Adopted by Altenmarkt
In this picturesque Alpine village at the heart of Austrian ski culture, two guests from Vienna felt like friends of the family
At its best, people say, Austrian hospitality is luxurious yet also familiar and with a friendliness that seems instinctive rather than trained.
Our stay at the Hotel Schartner in Altenmarkt near Salzburg wasn’t a holiday, exactly – it was an adoption: We were the ones adopted. Eldest son Bernhard greeted us with a smile at the reception. Middle son Christian, a professional photographer whose images decorate the walls of the hotel, guided us around the best spots of the extensive Ski Amadé region. When we arrived back from the slopes, father Bernhard senior cooked up a gourmet four course meal in a dining room paneled by timber from his own carpentry and joined us for a post-prandial glass of wine and chin-wag about local history, culture and gossip. His Greek wife Christina indulged us with a digestif of ouzo from her home village and then we wandered in for a night-cap at the bar, served by the youngest son and budding musician Johnny. And then, late in the early morning hours the ever smiling daughter, an art graduate, served us breakfast.
The hotel itself is divided into two buildings separated by large landscaped garden, deeply snow-laden in winter, brightly lit by fir trees and centered by a timbered Alpine hut where once a week Bernhard senior gets out his accordion and treats the guests to an evening of riotous Pongau ‘culture’ involving a large amount of Schnapps and a bizarre instrument called the Teufelsgeige or ‘devil’s violin’ - a sort of tambourine on a stick.
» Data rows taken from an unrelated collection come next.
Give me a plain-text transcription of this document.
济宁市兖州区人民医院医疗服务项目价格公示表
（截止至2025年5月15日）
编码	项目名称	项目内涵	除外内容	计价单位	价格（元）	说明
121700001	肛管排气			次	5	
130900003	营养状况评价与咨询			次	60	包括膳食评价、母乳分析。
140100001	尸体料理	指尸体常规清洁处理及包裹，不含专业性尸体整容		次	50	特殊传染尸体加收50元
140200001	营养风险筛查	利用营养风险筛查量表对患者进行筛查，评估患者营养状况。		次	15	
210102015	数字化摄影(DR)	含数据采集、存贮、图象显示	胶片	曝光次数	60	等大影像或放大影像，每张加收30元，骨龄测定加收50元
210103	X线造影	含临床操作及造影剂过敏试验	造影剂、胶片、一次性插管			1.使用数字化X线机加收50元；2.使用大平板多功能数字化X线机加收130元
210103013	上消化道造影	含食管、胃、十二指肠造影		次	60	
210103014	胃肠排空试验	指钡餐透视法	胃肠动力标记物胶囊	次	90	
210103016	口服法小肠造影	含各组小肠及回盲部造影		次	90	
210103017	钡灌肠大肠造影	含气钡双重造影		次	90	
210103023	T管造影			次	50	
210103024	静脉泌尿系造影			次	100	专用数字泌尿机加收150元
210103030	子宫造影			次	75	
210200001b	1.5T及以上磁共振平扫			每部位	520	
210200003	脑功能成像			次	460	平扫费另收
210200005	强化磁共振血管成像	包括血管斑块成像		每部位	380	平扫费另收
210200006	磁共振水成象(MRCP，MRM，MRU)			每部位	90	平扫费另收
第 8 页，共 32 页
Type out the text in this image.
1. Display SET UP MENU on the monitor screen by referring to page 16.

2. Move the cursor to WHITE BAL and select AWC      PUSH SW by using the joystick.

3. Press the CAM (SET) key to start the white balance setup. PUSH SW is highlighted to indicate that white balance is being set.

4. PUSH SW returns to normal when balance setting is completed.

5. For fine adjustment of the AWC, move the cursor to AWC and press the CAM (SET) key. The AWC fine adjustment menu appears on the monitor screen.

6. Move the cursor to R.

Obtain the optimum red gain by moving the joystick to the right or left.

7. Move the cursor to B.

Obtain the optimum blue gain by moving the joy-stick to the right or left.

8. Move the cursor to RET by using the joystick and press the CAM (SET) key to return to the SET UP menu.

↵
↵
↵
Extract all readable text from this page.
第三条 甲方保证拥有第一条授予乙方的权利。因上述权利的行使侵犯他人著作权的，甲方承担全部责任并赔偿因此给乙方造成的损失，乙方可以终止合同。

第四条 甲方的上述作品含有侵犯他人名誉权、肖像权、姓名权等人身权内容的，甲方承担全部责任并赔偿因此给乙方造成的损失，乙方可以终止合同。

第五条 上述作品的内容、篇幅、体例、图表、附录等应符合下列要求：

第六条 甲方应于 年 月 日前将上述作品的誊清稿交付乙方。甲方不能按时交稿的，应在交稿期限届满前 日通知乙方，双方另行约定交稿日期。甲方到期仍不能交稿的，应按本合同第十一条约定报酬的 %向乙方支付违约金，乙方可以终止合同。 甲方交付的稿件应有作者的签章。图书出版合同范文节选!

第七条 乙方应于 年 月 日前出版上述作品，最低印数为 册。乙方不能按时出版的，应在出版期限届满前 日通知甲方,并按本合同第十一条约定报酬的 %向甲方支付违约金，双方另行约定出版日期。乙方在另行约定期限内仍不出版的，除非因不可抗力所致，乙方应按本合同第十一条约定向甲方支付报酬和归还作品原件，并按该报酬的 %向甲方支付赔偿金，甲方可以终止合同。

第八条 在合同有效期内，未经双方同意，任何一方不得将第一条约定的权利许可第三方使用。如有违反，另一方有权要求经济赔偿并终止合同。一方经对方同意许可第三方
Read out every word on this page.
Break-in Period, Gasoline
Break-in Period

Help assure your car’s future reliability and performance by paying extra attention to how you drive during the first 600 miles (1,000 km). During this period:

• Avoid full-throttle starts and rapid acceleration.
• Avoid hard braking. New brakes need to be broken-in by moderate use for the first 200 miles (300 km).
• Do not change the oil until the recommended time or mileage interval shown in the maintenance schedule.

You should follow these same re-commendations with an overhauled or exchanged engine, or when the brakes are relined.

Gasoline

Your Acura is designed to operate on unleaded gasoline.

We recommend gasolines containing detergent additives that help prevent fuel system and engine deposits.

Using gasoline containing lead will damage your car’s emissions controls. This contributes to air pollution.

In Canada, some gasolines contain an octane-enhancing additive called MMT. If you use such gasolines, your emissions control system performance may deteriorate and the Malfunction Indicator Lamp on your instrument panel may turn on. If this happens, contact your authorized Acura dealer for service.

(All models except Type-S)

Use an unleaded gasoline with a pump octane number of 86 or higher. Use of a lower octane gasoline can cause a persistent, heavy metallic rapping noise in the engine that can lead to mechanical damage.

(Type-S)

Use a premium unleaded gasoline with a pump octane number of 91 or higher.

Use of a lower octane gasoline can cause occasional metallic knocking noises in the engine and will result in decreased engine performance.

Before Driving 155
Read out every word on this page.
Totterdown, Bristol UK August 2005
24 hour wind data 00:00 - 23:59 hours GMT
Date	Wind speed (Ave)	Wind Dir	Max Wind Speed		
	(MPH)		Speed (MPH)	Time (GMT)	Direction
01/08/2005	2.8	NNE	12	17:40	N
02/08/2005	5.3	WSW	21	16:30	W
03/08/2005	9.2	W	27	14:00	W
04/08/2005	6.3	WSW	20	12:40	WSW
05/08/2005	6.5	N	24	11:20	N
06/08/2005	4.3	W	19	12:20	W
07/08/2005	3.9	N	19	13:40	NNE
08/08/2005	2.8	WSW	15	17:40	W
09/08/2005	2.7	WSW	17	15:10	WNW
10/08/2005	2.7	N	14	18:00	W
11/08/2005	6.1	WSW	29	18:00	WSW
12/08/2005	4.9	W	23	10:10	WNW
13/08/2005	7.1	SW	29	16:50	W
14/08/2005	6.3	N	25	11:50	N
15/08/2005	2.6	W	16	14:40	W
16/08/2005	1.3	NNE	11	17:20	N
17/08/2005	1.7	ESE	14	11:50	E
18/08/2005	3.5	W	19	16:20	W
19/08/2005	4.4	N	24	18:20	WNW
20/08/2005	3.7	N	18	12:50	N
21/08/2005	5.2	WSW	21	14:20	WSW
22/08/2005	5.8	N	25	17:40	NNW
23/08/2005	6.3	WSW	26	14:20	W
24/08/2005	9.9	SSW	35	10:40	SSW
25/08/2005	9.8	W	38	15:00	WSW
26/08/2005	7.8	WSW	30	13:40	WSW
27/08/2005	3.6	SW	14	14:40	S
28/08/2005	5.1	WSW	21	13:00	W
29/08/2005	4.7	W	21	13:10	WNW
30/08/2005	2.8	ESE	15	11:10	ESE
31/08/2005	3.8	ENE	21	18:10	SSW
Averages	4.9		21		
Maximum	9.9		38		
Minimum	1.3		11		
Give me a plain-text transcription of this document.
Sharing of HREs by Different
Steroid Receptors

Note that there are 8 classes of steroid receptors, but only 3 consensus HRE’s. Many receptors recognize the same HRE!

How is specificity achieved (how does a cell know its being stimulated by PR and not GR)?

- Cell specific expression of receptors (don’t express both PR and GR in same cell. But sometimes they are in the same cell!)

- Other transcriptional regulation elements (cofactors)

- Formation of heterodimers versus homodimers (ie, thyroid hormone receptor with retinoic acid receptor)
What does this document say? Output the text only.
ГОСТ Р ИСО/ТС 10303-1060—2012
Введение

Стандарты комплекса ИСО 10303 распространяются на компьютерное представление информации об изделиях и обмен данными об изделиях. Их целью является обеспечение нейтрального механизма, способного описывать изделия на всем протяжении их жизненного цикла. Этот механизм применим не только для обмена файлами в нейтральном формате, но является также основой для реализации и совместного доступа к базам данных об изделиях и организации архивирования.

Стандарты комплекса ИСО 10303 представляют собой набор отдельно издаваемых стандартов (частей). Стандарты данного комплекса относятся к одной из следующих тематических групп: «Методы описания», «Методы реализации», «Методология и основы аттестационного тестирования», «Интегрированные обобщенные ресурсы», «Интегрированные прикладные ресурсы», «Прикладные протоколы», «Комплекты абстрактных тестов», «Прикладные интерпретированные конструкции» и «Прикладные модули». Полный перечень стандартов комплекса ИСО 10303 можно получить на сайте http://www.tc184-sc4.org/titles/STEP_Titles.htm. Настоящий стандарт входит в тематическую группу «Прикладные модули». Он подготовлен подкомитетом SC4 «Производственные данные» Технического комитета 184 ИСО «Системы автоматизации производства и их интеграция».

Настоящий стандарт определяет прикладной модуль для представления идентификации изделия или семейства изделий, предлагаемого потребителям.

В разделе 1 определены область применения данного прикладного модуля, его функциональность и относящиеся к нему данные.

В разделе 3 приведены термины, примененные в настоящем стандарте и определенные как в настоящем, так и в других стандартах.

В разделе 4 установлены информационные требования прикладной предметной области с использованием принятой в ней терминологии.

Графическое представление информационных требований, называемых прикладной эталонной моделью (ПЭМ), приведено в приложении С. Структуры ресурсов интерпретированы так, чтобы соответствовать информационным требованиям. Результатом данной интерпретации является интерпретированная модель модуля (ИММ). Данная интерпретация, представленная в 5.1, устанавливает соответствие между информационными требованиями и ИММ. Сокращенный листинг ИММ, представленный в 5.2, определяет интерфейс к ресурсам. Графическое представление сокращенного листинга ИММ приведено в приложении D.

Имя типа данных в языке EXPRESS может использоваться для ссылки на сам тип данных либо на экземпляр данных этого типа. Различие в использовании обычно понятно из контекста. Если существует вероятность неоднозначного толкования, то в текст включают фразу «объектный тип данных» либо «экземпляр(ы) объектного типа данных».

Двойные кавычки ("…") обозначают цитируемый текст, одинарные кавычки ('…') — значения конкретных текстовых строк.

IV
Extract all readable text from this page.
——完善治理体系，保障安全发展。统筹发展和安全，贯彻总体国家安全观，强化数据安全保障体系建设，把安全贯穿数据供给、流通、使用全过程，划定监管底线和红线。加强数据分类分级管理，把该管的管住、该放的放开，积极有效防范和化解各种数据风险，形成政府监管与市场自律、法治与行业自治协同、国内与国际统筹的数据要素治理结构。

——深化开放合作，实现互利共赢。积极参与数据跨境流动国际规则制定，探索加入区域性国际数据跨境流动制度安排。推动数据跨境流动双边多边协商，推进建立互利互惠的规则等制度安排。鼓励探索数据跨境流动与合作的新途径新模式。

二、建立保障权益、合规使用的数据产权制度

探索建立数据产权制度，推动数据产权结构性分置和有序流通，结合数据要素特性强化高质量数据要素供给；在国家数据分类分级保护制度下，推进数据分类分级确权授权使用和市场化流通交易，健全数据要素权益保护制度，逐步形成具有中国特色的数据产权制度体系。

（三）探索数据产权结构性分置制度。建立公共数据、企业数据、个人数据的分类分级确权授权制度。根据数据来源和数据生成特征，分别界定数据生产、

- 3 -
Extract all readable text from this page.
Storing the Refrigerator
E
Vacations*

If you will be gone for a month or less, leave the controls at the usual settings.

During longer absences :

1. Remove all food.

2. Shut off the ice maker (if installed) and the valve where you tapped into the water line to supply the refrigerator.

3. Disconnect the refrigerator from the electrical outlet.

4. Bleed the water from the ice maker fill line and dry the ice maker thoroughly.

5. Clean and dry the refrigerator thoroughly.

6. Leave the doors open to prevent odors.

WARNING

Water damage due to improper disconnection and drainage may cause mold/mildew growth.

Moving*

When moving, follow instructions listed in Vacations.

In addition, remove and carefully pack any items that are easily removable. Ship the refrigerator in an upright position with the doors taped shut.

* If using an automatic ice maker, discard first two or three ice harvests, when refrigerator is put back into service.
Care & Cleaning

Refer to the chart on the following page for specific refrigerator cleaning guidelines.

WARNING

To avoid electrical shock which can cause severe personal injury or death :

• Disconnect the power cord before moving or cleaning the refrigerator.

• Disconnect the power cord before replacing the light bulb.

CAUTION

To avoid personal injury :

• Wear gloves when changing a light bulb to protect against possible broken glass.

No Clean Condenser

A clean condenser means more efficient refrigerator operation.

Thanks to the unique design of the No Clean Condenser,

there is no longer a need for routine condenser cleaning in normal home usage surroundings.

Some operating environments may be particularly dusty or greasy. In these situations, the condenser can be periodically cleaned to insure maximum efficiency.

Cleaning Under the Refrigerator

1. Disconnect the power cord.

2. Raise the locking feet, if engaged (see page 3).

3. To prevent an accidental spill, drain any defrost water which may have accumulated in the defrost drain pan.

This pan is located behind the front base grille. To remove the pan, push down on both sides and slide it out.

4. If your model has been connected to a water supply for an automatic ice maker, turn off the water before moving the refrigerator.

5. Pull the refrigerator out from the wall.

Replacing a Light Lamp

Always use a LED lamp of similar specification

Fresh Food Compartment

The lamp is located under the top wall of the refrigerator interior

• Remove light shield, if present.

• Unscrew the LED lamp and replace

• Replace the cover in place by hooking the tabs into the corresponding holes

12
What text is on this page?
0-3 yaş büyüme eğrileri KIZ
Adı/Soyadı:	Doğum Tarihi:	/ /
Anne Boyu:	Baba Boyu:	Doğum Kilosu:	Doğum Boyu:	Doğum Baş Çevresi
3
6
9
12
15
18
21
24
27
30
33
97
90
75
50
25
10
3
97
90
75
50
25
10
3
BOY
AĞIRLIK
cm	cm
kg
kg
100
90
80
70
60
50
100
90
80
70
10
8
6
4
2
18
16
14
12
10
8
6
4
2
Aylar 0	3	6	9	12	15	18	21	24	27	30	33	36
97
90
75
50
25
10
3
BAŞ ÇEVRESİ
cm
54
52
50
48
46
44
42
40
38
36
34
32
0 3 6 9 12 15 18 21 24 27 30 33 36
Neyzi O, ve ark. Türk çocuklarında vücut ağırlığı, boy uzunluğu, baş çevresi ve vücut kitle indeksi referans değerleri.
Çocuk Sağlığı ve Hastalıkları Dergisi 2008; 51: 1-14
In the early evening, you can look out over this garden of wintry Kitsch as you lie outside on the snow in a deckchair with stream rising in great clouds off your body and into the night sky as you cool off from an invigorating sauna. The spacious cabin of the sauna is lined with dark brown weather-beaten wood taken from the walls of derelict farm Alpine farmhouses.
This really is the heartland of Austrian ski culture. Michael Walchhofer, the reigning Downhill World Cup holder, lives in the house next door to the Hotel Schartner and owns a hotel in his home village of Zauchensee, a ten minute winding drive on road lined by fir trees to a high cul-de-sac in the valley. From there you can ski over to Klein Arl where Austria’s most successful female champion Anne-Marie Pröll still runs a hut. Iconic Olympic gold medalist Hermann Maier, meanwhile, still lives in the neighboring village of Flachau, where his family runs a ski school.
The best skiing in the resort is around Zauchensee, which is still a quiet hamlet exuding an atmosphere of rural calm despite the explosion of the winter sports industry. The little huddle of hotels is surrounded on three sides by some challengingly steep runs, each with gentler variations for the less experienced skiers. To connect from there with Klein Arl, which is even quieter, you have to ski down to Flachauwinkel, an unromantic stop on the Tauern motorway that connects Salzburg with Villach, and then take an eccentric ride on a sort of tractor-drawn wheeled wooden train that takes you underneath the motorway.
Maier’s village Flachau, a five-minute drive from Altenmarkt, is the brash big brother of the resort, with busy, flat pistes and a roaringly boozy après-ski scene, but from there you can connect with quieter Wagrain on long, wide and steeper runs serviced by gondola cable cars. From the bottom of those slopes, it is a quick bus ride across to the Greifenberg and Alpendorf area where you are likely to find the best snow in the area. Then, finally there is an area that connects Altenmarkt itself with nearby Radstadt, a ski area with a distinctly old-fashioned atmosphere, complete, for the moment at least, with an ancient two-man chairlift with a timber-landing ramp that recalls the early pioneering days of bringing mass tourism to the Alps.
All in all there are 270 lifts and more than enough skiing to make you really deserve that sauna and opulent dinner. You can ski up to 10,000 meters of altitude in a full day and rarely take the same lift twice.
New lifts are being planned to connect the different areas without the need for buses - with cables set to run high above the sleepy villages. Perhaps that would be a shame. The odd drive or bus ride seem to have saved the area around Altenmarkt from becoming just another Disney Land of Austrian mountain culture. While the package tours head to more internationally renowned resorts of Kitzbühel, St. Anton and Saalbach- Hinterglemm, the Ski Amadé region seems like a true skier’s resort, popular above all with Austrian skiers and other than certain areas of Flachau, is more about fresh air than booze or fur coats.
Above all Altenmarkt, where the famous ski manufacturer Atomic is based, feels like a living, working Alpine small town – exactly the sort of place where you might find the unpretentious luxury of the Hotel Schartner, where the guests, drawn by word of mouth rather than glossy brochures, feel like friends of the family. It’s Austrian hospitality at its very best.